According to Trenchard, the aeroplane was almost exclusively a weapon of attack, and any use of aircraft to defend against enemy bombers was at best useless, and at worst recklessly wasteful. In 1917 when two squadrons of fighters were withdrawn from the Western Front to defend London he was greatly angered, and argued that the British were merely playing into German hands by diverting men and equipment away from the one place where they were most useful. The destruction the Germans were wreaking on British and French cities had to be borne until the RAF’s own bomber attacks on Germany threw the enemy on to the defensive. Trenchard recognized the limitations of bombers in the First World War, but saw their future potential, particularly in the breaking of enemy morale.
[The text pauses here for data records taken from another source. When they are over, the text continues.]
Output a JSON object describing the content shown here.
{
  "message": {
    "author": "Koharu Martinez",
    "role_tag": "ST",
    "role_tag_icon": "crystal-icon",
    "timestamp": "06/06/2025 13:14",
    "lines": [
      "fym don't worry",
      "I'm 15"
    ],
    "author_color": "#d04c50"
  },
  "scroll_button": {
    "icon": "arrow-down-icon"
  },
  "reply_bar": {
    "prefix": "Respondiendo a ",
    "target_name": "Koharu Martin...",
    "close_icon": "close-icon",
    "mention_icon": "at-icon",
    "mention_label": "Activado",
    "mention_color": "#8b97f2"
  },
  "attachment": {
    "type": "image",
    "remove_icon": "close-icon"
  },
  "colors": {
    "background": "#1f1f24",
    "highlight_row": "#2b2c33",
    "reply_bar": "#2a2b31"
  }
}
As Trenchard began his bombing campaign on the towns of western Germany, the traditional British restraint over the fate of non-combatants became a thing of the past. There is no question that this policy was sanctioned by the government. In September 1918 the air minister, Lord Weir, wrote to Trenchard: ‘If I were you, I would not be too exacting as regards accuracy in bombing railway stations in the middle of towns. The German is susceptible to bloodiness, and I would not mind a few accidents due to inaccuracy.’ Trenchard’s reply showed no squeamishness for the fate of civilians: ‘I do not think you need be anxious about our degree of accuracy when bombing stations in the middle of towns. The accuracy is not great at present, and all the pilots drop their eggs well into the middle of the town generally.’ 11For Trenchard, the main use of bombers was in breaking the morale of the German people. As he said after the war, ‘The moral effect of bombing stands undoubtedly to the material effect in a proportion of twenty to one.’ 12

The seeds sown by the German zeppelins and Gothas in 1917 had grown into a full-blown policy of indiscriminate destruction: ‘area bombing’ had been born. The only blessing for German civilians was that the policy was short-lived. On 11 November 1918 the armistice agreement was signed, and the towns of Germany were spared any further bombardment. However, the spectre of strategic bombing had been released, and would return twenty years later to haunt the entire European continent for six long, devastating years.

* * *

The advent of strategic bombing marked a huge change, not only in the way wars would be waged in the future but in the concept of what constituted warfare. Whereas in the past the devastating effects of war had been confined to a relatively small area – the immediate ‘battle zone’ – now aircraft could leapfrog armies and bring destruction to areas hundreds of miles behind the front lines. Since aircraft could go anywhere, the battlefield had grown to encompass entire nations. Moreover, their targets were no longer specific factories or arsenals, but ‘the morale of the people’. Generals on both sides used these new weapons to take the fighting to the heart of their enemy’s cities, and they did this for the simple reason that now, at last, they could.

It is easy to condemn the actions of people like Trenchard, or the German zeppelin commanders who ordered the bombing of London and Paris, but the opposing sides were waging what the French quickly called ‘ la guerre totale’, 13and there was a dreadful but undeniable logic to their actions. When an entire nation’s resources are backing the prosecution of a war, why should a military commander draw any distinction between the soldier at the front and the civilian in a factory that produces weapons? Shortly after the war, studies on air power appeared across the world, and almost all agreed on this point: there was no longer any difference between civilian and soldier. When farmers grow food for the army, miners produce their raw materials, railway workers bring them to the front, and women and children provide soldiers with comfort while they are on leave, all these people become legitimate targets. In an era of total war there can be no holding back, because any action that produces a knock-out blow to the enemy will potentially save the lives of tens of thousands. This logic drove the military strategy of the time.